After receiving their goblets of wine, the trio joined Laurent and Blaise off to one side, and moments later Borel and Regar came to stand with the group.
“How did you fare?” asked Camille.
“Meet my conqueror,” said Borel, raising his goblet toward Regar. “Prince Regar trounced me handily.”
“You are a prince?” asked Celeste, just then joining the cluster.
“Ask Borel,” said Regar, with a sigh.
“He is the grandson of the Fairy King,” said Borel. “Here, Regar, let me properly present you to all.” Even as the introductions were being made, Liaze joined the group and was formally presented to Regar as well.
“How did you fare ’gainst your opponent?” asked Luc.
Liaze smiled and said, “He seemed quite preoccupied in looking at something other than the board.” Celeste laughed and said, “As did the man I played.” Roel grinned. “I shouldn’t wonder, given your decolletage.” Luc smiled and looked at each of their low-cut gowns, the women bare from the throat down to the considerable cleavage shown. Then he frowned. “Liaze, where is the key?”
“Key?”
“The amulet. I gave it to you ere the jousting.” Liaze shook her head in bewilderment. “Non, cheri. You gave me no amulet.”
“But you came to me in my tent and asked to keep it safe.
And I willingly handed it over.”
“Non, Luc. Though I did now and then change seats, I was in the stands the whole time.”
Camille gasped and turned pale. “Oh, Mithras. That’s what Scruff was agitated about: the witch was here at the tourney!
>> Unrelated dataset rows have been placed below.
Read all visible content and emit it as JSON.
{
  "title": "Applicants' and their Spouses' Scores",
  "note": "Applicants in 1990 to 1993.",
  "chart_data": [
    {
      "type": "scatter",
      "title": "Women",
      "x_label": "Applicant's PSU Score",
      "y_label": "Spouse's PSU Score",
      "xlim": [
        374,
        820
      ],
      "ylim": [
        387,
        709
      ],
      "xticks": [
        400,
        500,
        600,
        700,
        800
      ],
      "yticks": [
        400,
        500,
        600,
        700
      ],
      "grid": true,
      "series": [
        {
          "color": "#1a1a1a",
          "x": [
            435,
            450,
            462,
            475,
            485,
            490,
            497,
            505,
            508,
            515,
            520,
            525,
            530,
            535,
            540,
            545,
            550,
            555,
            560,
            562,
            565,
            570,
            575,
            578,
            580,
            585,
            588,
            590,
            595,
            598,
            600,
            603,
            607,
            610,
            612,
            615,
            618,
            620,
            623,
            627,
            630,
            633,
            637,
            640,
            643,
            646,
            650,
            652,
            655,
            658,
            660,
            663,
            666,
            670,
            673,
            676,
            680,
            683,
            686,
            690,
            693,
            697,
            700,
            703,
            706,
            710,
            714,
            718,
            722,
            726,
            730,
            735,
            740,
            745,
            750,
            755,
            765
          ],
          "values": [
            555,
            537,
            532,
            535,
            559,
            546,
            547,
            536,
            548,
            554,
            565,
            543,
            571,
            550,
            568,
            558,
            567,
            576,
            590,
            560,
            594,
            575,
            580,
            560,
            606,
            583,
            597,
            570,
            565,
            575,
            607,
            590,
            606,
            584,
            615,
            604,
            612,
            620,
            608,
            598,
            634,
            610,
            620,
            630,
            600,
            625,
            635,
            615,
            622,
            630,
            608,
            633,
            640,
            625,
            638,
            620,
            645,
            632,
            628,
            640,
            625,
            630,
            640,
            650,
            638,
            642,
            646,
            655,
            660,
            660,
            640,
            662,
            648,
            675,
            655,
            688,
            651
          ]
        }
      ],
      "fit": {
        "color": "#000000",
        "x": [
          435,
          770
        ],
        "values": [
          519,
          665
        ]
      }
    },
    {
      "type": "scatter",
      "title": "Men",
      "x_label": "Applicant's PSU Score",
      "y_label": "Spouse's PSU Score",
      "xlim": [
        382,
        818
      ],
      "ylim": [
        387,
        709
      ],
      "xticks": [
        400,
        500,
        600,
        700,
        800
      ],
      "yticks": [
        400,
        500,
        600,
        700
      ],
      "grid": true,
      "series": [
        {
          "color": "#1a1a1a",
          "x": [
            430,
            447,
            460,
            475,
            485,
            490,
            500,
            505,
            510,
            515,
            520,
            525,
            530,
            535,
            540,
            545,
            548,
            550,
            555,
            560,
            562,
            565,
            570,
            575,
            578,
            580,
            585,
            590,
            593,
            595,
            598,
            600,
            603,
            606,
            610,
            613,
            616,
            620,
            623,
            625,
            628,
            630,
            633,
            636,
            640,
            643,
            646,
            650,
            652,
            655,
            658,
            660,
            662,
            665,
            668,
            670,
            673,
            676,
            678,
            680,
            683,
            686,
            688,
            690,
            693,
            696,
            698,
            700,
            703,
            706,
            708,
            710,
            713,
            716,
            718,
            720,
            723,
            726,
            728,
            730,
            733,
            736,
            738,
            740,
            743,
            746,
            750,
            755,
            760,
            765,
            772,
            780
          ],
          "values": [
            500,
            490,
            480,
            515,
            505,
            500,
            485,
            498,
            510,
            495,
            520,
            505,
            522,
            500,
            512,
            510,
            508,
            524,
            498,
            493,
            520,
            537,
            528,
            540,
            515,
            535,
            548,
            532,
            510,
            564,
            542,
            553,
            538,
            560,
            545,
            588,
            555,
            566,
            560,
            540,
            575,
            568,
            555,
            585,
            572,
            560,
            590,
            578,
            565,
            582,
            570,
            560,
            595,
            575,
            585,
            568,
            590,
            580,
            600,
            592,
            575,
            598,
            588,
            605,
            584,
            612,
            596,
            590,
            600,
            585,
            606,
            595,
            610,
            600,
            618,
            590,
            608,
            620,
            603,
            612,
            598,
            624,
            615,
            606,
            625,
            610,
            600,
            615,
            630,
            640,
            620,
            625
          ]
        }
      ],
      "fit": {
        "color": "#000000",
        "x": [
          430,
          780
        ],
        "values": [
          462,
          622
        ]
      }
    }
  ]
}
Somehow she fooled you, Luc.”
The color drained from Luc’s face, and Blaise whispered,
“Hradian?”
“Oui, Hradian. By glamour or other spell, it wasn’t Liaze, but must have been Hradian instead, or so I deem.” Celeste blanched and looked at the sparrow, who now slept in Camille’s pocket. “Nor, I think, was it a crow he chased, but again ’twas Hradian.”
Tears sprang into Liaze’s eyes. “Oh woe upon woe, for now she has the key to the Castle of Shadows and, can we not stop her, she will set Orbane free.”
Success!
Laughing in glee, Hradian-to all eyes nought but a crow- flew on her broom through the darkening sky, and her hand clutched the amulet on the chain ’round her neck. “Fools, those fools, little did they know they could not stop you, my love. Your potion worked to perfection. Perfection! Ha! A simple glamour wouldn’t do, oh no. Instead you had to become that slattern Liaze, for you knew that her paramour would embrace you, and his arms would feel what his eyes saw not. And you, my sweet, now have the key, the key that will gain your master’s release! Oh, clever you. None of your sisters could do as did you.”
Chortling and laughing, Hradian fled across the sky, her distant swamp cottage her initial goal, and then a realm afar and the Great Darkness beyond. But as she crossed the very first twilight border and entered the Springwood, she came to ground on a high, rocky tor and cast a calling spell. And soon, in spite of the growing dark, the air about was filled with a milling flock of cawing crows, and Hradian spoke to them in their very own tongue. What she said, they understood, though none but someone else versed in the cornix tongue could know the words of her command. Regardless, when she fell silent, in a great cawing racket, the flock flew up and ’round and then fragmented into individual birds hammering across the sky, heading toward the Summerwood and Winterwood and Autumnwood, and deeper into the Springwood as well.